After a few minutes both Mom and Rachel come to my aid. They give me pain medication and water. Then Mom announces that it’s time for a shower and fresh pajamas. She helps me to the bathroom, helps me wash, then helps me put a gazillion tangles in my hair while she shampoos it. And she actually thinks we’re going to leave it that way.
“I’m not going downstairs looking like a hobo,” I tell her. “We have to comb it.”
“That thick mess will break this flimsy comb. Can’t you just run your fingers through it?”
It’s weird to be arguing about my hair when we still haven’t discussed my wound, how I got it, and how I came to be snoring in Galen’s bed. We both seem to appreciate the bizarreness at the same time. Mom raises a brow. “Don’t think you get special treatment just because you can make a whale do the tango.
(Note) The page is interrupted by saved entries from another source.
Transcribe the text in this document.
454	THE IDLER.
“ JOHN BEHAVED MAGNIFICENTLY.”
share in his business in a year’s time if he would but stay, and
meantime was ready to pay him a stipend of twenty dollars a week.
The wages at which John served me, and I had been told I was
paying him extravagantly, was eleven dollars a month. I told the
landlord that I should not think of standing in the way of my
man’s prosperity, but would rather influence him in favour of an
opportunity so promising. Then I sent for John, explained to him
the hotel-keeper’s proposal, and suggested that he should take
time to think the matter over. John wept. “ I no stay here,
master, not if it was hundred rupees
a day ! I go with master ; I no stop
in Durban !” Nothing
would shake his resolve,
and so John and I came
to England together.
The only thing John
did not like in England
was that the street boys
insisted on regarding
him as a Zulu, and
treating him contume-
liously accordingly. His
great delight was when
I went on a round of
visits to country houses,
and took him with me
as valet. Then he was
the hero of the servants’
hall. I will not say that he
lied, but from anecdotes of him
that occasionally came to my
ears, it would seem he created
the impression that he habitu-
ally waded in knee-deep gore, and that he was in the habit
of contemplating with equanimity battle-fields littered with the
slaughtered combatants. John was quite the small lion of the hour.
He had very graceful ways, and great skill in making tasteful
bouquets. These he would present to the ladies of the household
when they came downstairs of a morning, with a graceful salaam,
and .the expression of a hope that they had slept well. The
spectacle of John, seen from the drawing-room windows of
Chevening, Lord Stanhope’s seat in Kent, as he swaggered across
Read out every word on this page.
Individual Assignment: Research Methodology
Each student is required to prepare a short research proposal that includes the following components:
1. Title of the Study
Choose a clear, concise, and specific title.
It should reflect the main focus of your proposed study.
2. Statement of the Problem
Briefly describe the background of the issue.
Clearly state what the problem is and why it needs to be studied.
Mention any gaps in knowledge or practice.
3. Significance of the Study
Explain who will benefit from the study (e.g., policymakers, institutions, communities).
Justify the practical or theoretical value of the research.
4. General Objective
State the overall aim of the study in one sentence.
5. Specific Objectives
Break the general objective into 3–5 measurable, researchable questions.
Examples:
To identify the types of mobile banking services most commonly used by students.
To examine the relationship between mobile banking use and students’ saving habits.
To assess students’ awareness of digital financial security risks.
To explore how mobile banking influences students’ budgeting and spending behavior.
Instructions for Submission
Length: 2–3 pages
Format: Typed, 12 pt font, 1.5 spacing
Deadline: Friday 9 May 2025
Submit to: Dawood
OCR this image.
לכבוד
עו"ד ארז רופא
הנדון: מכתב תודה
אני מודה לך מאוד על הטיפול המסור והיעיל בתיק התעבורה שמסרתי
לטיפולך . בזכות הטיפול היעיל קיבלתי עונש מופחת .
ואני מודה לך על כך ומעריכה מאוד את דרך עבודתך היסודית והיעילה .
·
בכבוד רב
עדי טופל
I’m still your mother.”
We both laugh so hard I think I feel a tiny rip in my newly dressed wound. Without warning, Mom throws her arms around me, careful to avoid touching it. “I’m so proud of you, Emma. And I know your father would be, too. Your grandfather can’t stop talking about it. You were amazing.”
Ah, the bonding power of tangled hair and dancing whales.
She releases me the second before it gets awkward. “Let’s get you dressed. We have a lot to discuss. And I bet you’re starving. Rachel made you … uh … Upchuck Eggs.”
“She gets an A for effort.”
Mom hands me my clothes.
* * *
We find Galen and Grom sitting in the formal dining room, talking quietly to each other across the gigantic mahogany table. Steam billows up from several pots spread across it, polluting the air with the smell of seafood. Out of the sixteen glossy high-back chairs, I take the one next to Galen.
He stops his conversation with Grom and leans over to kiss my forehead. “How do you feel?”
“Hungry.”
Rachel sets a plate full of eggs, jalapeños, bacon, cheese, and a bunch of other ingredients that a less-famished person might care about. I don’t even blow on it before I spoon it into my mouth. As soon as I do, of course, Grom says, “Good morning, Emma.”
I nod politely. “Goo monig,” I tell him around my food.
Galen winks at me, then takes a bite of his own breakfast, which looks like a crab cake the size of his face. Also, it smells like dirty socks and sauerkraut.
“Emma, we were just discussing our plans,” Grom continues. “I’m glad you could join us.”
I take a sip of orange juice. “Plans for what?”